Чтобы я не возгордился, Господь учил мою душу смирению через искушения от братии вообще и, в частности, через престарелого архимандрита отца Алексия, жившего на покое при нашей обители. Теперь он, посхимленный, уже спит вечным сном в могиле, а при жизни был источником немалых преткновений для моей гордыни. Архиепископ Гурий по старейшинству предоставил ему право первенства в церковных служениях. Привыкший в былые годы управлять монастырями, отец Алексий независимо держал себя и в Покровской обители, служил, когда хотел, без моего уведомления, сам назначал себе сослужащих, словом, держался особняком. Праздничные богослужения с певчими и поздние обедни круглый год служил он. А я совершал всегда ранние литургии. В последние годы существования Покровской обители архимандрит Алексий, под влиянием личных скорбей и наблюдения над моими бедами, значительно смирился, исповедовался у меня, и я, пожалуй что, с ним подружился.
Каждый вечер после будничного богослужения в мою келлию приходил наш послушник Фока Карпович Шнырук, лет шестидесяти, кроткий, добрый и в высшей степени вежливый. С ним делился я провиантом, чем Бог послал, и взаимной беседой облегчал душу от накопившихся неприятностей. Он и теперь жив и здравствует, состоит по–прежнему певчим в Иерусалимской церкви, что на Бойне.
1 октября 1929 года [Покров]
Торжественными богослужениями, обставлявшимися в нашем монастыре с возможным великолепием, отличались Покров и Успение Божией Матери. В Покров всегда служил у нас сам Патриарх. В Успение посреди храма устраивалась часовня из пихты. Под ее сенью полагалась Богоматерняя Плащаница и отправлялся весь чин погребения пречистого тела Богородицы. Праздники, как водится, сопровождались одновременно и великими диавольскими искушениями: то раздором между монахами, то брожением в церковном совете, то неувязками с архиереями или протодиаконами, приглашенными на служение. В итоге все завершалось благополучно. Но начало торжества бес всегда старался отравить своими кознями.
Когда в этом году отправляли богослужение по случаю Покрова, у нас служил митрополит Ташкентский Никандр. Я молился в смущении. Душа моя предчувствовала свинцовую тучу, нависшую над обителью, ждала перелома либо в моей собственной участи, либо в монастырской жизни.
6 августа 1932 года
Протекло три года с тех пор, как я в последний раз описывал главные обстоятельства своей монастырской жизни. Сколько пережито, выстрадано за это время, ведает один Господь. Ему принадлежит план моего воспитания, и Он благоволил ввергнуть меня в горнило всевозможных злоключений, очистить скорбями, обогатить жизненным опытом, ибо неискушенный неискусен. Смотрю я на пережитое и ни в чем не могу пожаловаться на Бога. Все допущенное в отношении меня посильно, крайне нужно и явно преследовало цель исправления слабыхсторон моей грешной души.

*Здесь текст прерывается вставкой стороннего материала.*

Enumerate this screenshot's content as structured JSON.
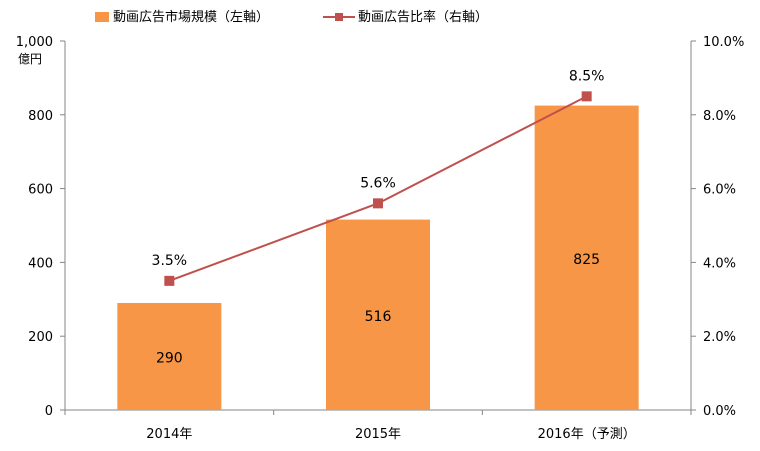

28 октября 1929 года, в ночь с воскресенья на понедельник, мне одновременно были присланы две повестки: одна в Моссовет для сдачи ликвидируемого храма, другая — на мой арест. После домашнего обыска отвезли меня на Лубянку, где находится ГПУ, затем прямо в Бутырскую тюрьму. Здесь меня сфотографировали и в течение полутора месяцев сидения трижды глубокой ночью вызывали на допрос. Обвиняли в том, что ко мне на квартиру якобы ходили дети, носили продукты и я, вероятно, учил их Закону Божию. Поводом к подозрению послужил массовый наплыв детей в наш храм по праздникам[97]. Дети любят искреннюю ласку. Я всегда относился к ним со всей сердечностью как к чистым сосудам Божиим, воплотителям относительной невинности. Они чувствовали мою непритворную тягу к ним, мое теплое обращение и отвечали взаимной привязанностью. Это не укрылось от наблюдения, дало повод для ареста и составило главное содержание обвинения. При каждом допросе мера пресечения менялась: то мне грозила ссылка в Вятку, то в Вологду, Архангельск или Казахстан, то заключение в Вишерские или Соловецкие лагеря. 24 ноября объявили приговор: меня высылали в Соловецкий лагерь сроком на три года.
Посадили в вагон за две решетки на третий этаж и повезли. До Соловков, собственно, до Попова острова, находящегося за Кемью, вагон следовал суток семь–восемь. Все это время, согласно порядку обращения с арестантами, приходилось лежать на спине, головой повернувшись к конвою. Все тело страшно затекало, мучила жажда. Но приходилось терпеть. Рядом со мной лежал какой‑то заболевший контрабандист, обреченный на пятилетнее заключение в Соловках.